At the same time, the lists of requirements that must be adhered to are incredibly detailed, and virtually impossible to police at an individual tournament level even with best intentions.

At lower levels, no testing at all

If the testing at the $80,000 Macon event seems basic, it’s even more basic than that at the lower levels.

For next week’s $15K women’s tournament in Monastir, Tunisia, the prevailing rules are that of the country.

The players, allowed on site from Saturday (even if they might well already be there because they’re playing several events in a row), have their temperature taken and fill out a self-declaration form.

To enter the country, the players must have tested negative before travel. And depending on their country, might be subject to a quarantine period upon arrival.

In Sharm el Sheikh, Egypt, players must come armed with a negative PCR test to gain entry to the country at the Cairo airport. The window of time for that test is 72 hours.

In addition, the Sharm el Sheikh event requires the players to show proof of medical insurance coverage.

The ITF threshold for body temperature is 38C. But in Egypt, per the tournament detail sheet, it is 37.5C. And the stricter of the two takes precedence. The tournament warns that if a player’s temperature exceeds that threshold, they “will be required to seek medical assistance and will likely be ruled ineligible for the tournament.”

But again, it appears there’s no testing on site.

And these two events are held at resorts that are open to the public. So there are innumerable situations where the players are mixing with everyone.

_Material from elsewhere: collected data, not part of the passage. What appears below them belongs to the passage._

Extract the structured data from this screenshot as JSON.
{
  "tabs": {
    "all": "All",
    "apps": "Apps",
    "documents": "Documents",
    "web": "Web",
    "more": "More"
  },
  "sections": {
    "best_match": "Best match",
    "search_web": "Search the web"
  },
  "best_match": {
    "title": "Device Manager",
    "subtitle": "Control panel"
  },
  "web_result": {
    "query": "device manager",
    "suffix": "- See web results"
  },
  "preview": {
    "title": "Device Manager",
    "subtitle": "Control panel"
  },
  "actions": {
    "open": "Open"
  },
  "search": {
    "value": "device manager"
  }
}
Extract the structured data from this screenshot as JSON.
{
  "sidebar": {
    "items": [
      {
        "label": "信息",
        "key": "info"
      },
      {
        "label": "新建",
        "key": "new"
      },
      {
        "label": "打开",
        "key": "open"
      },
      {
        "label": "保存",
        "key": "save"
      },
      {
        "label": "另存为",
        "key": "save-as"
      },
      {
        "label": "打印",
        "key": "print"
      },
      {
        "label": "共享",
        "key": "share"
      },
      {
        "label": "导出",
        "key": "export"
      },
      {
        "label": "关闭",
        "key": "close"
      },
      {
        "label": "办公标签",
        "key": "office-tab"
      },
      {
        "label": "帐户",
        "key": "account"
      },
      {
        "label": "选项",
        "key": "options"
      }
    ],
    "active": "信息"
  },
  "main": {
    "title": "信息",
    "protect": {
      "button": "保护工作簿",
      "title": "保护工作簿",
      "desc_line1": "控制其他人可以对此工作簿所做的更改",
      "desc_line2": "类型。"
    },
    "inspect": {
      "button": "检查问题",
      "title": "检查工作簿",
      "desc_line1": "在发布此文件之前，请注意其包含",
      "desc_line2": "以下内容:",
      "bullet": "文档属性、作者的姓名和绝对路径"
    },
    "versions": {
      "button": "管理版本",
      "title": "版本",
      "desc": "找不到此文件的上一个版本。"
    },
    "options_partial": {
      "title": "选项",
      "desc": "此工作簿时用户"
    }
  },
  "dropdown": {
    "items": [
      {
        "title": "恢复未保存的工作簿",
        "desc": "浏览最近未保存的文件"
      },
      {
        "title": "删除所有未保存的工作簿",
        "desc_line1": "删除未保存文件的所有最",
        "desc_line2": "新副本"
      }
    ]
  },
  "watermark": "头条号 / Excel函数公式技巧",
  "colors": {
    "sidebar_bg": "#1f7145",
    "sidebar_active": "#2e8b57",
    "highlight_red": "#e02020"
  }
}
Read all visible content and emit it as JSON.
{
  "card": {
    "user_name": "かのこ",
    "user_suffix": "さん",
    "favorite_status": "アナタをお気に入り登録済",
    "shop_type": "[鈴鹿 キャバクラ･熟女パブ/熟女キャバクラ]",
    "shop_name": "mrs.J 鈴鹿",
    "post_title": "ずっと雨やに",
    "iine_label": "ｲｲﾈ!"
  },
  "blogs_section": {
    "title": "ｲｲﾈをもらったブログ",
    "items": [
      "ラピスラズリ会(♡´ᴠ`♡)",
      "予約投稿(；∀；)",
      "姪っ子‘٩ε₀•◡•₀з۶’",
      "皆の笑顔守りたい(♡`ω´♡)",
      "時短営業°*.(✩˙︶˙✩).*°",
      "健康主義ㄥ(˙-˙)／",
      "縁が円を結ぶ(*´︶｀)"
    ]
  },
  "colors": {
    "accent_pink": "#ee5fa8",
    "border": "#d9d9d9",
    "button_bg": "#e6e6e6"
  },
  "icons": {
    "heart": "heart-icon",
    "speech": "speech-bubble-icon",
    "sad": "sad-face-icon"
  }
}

French challenges in Cherbourg

At the $25K women’s event in Cherbourg-en-Contentin this week, there are additional challenges.

The nearest airport is more than 120 km. away. And so the players had to complete a complicated itinerary involving a half-hour bus ride, a 10-minute walk to the train station, a 75-minute train side, and then get to the hotel.

The tournament does list several testing centres in the area, where player can (at their own expense) get those needed negative tests.

It’s a commute to get to the women’s ITF in Cherbourg. But once you’re there, you won’t get a COVID-19 test. (TCEH Facebook page)

It’s no wonder that some of the qualifying spots at these ITF tournaments are available.

The pandemic has been a game changer on every level. It is exponentially harder to find places to compete, with so many tournaments cancelled week after week. And the events at that level simply can’t afford to provide the ideal amount of testing required.

So not only are the risks increased, there’s no way to really know how many positive coronavirus cases are coming out of these lower-tier events, because most are not testing.

As if it weren’t already challenging enough to try to climb up the ranks.